Creamy, tangy Parmesan vinaigrette with lemon, Dijon and olive oil—perfect for salads and grilled meats.

# What You’ll Need:

→ Base

01 - 1/3 cup freshly grated Parmesan cheese
02 - 1/4 cup extra-virgin olive oil
03 - 2 tablespoons white wine vinegar

→ Flavorings

04 - 1 tablespoon freshly squeezed lemon juice
05 - 1 teaspoon Dijon mustard
06 - 1 clove garlic, finely minced
07 - 1 teaspoon honey (optional, for balance)

→ Seasonings

08 - 1/4 teaspoon freshly ground black pepper
09 - 1/2 teaspoon kosher salt, or to taste

# How To Make It:

01 - In a medium mixing bowl, whisk together the white wine vinegar, lemon juice, Dijon mustard, honey if using, minced garlic, kosher salt, and freshly ground black pepper until thoroughly blended.
02 - Slowly drizzle in the extra-virgin olive oil while whisking constantly to create a stable, fully emulsified vinaigrette.
03 - Fold in the freshly grated Parmesan cheese, stirring until the dressing becomes creamy and reaches a slightly thickened consistency.
04 - Sample the vinaigrette and fine-tune the salt and pepper levels as needed to suit your preference.
05 - Transfer the finished vinaigrette to an airtight jar or container and refrigerate.

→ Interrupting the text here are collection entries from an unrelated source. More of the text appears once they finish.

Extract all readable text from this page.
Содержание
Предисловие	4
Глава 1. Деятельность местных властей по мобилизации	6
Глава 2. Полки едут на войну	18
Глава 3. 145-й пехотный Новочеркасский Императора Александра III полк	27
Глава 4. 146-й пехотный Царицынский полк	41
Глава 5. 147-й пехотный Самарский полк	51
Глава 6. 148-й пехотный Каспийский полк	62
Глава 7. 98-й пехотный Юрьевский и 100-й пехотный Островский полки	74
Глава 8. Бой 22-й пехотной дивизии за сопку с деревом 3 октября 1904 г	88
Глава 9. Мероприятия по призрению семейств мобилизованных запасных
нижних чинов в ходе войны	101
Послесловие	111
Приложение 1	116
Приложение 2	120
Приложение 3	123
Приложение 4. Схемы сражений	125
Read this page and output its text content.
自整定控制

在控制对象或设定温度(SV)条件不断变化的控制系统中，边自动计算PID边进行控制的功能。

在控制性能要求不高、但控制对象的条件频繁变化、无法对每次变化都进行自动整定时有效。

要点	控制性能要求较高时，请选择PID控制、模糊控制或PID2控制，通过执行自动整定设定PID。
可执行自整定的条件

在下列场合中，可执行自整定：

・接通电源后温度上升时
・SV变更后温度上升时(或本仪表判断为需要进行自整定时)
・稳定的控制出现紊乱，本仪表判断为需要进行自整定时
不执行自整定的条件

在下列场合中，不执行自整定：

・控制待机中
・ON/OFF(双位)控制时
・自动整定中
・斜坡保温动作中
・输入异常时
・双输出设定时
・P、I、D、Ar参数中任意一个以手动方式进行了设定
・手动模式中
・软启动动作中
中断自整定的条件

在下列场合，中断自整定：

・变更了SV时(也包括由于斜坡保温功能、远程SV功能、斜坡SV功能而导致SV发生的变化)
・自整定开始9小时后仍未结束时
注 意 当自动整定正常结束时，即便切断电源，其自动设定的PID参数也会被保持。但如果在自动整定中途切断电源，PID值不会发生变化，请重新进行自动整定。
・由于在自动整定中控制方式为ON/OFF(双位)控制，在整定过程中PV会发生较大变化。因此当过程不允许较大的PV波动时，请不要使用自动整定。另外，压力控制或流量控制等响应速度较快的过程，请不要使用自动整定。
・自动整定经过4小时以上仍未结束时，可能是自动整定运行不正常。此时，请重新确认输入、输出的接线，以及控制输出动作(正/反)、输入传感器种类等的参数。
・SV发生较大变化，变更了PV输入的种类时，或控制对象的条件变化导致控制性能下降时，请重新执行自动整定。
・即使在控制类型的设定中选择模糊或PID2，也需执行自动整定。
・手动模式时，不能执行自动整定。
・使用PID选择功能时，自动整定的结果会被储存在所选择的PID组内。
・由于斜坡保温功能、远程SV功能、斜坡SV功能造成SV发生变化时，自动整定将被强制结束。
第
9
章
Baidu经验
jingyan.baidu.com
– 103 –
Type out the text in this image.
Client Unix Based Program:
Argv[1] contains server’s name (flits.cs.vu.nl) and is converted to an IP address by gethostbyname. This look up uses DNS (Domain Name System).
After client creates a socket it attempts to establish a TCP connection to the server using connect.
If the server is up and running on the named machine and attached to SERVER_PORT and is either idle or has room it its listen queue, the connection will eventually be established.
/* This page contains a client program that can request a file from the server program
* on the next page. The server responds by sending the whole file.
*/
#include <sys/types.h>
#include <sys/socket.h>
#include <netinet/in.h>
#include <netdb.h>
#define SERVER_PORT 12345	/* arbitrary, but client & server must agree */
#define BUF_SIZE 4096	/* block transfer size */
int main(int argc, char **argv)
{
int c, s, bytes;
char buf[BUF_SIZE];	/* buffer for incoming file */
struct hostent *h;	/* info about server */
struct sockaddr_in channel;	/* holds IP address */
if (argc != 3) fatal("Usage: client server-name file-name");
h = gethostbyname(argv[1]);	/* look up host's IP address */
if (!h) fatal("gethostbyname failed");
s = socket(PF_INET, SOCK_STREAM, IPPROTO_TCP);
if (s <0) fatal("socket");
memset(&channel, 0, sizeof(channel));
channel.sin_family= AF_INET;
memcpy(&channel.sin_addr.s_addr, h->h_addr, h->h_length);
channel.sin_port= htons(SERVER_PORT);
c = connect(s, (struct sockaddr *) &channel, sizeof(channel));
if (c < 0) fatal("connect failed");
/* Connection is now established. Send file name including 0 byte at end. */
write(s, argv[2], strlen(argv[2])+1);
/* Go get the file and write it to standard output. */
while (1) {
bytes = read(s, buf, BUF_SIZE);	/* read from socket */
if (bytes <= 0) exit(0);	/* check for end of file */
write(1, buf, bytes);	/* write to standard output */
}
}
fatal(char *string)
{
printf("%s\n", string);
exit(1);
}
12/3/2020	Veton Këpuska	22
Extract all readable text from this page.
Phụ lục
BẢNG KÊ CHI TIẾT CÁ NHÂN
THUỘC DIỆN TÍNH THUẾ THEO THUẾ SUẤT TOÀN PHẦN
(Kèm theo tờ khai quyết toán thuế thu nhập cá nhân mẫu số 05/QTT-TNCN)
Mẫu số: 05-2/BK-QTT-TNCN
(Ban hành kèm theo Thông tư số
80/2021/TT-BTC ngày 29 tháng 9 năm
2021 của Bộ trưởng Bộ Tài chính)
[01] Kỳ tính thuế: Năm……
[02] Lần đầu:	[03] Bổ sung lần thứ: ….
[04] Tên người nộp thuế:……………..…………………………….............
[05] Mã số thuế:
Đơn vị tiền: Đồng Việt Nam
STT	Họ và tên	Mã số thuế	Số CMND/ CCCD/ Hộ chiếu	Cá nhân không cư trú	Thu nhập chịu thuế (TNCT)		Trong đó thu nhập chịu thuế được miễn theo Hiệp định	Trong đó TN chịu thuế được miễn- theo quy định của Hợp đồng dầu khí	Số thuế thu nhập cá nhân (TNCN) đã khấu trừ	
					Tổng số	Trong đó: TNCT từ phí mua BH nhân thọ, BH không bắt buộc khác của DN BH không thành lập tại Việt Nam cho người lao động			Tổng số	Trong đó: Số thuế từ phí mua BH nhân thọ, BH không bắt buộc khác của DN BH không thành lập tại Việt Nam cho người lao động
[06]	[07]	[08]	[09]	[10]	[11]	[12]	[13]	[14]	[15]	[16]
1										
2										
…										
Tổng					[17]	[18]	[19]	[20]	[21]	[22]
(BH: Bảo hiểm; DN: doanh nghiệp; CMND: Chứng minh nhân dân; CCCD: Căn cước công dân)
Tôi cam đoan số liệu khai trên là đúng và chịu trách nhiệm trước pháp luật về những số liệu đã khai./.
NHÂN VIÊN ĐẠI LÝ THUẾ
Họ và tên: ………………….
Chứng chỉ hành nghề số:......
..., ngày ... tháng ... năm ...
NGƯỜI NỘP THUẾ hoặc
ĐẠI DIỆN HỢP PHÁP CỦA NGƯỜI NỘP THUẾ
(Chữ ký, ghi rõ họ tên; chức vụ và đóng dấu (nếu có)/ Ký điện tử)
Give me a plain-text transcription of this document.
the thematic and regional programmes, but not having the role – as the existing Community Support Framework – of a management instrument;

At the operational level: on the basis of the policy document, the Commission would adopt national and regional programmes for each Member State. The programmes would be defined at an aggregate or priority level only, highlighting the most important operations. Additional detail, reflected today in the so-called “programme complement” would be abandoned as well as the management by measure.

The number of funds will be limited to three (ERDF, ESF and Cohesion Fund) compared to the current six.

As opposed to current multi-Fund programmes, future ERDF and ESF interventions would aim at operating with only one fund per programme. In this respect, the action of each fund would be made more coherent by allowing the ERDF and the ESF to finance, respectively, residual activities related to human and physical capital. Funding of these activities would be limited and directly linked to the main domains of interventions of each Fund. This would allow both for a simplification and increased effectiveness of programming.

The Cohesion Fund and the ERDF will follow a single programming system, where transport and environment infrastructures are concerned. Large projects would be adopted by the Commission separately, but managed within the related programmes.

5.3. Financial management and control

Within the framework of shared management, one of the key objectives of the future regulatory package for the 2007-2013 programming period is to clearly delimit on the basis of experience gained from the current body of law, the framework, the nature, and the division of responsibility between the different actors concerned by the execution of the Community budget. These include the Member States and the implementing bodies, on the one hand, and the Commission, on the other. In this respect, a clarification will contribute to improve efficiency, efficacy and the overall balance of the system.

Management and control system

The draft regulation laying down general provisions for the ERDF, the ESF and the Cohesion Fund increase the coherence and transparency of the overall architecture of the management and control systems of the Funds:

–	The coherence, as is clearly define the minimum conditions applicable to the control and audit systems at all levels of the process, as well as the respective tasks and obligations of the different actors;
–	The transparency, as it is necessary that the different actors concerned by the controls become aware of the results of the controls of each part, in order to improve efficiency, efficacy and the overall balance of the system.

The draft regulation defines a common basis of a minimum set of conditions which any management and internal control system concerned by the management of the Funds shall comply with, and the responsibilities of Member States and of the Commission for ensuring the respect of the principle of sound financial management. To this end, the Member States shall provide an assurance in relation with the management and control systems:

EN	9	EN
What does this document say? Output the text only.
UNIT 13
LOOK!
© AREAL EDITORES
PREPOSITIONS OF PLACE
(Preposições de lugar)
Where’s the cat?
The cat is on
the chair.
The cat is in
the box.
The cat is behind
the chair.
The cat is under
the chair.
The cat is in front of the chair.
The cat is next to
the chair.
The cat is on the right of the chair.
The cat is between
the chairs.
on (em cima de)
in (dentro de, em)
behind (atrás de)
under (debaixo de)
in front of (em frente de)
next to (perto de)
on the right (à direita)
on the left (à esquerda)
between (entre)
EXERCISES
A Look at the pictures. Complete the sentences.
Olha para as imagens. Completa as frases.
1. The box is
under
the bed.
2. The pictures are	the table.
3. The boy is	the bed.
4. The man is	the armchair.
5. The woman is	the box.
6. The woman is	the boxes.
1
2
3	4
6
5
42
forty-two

Shake vigorously or whisk briefly before each use to recombine.

# Expert Tips:

01 -
  • It turns a boring bag of lettuce into something you actually crave for dinner.
  • The Parmesan melts into the vinaigrette and creates a creamy texture without a drop of mayonnaise or cream.
  • You probably have every single ingredient in your kitchen right now.
02 -
  • If you add the oil too fast it will never emulsify and you will end up with a broken watery dressing that separates instantly.
  • The vinaigrette will thicken considerably in the refrigerator so let it sit at room temperature for ten minutes and shake well before using.
03 -
  • For the silkiest smoothest texture blitz everything in a food processor or with an immersion blender for thirty seconds and the Parmesan practically disappears into cream.
  • Grate the Parmesan on the finest holes of your box grater so it melts into the dressing rather than leaving chunky bits behind.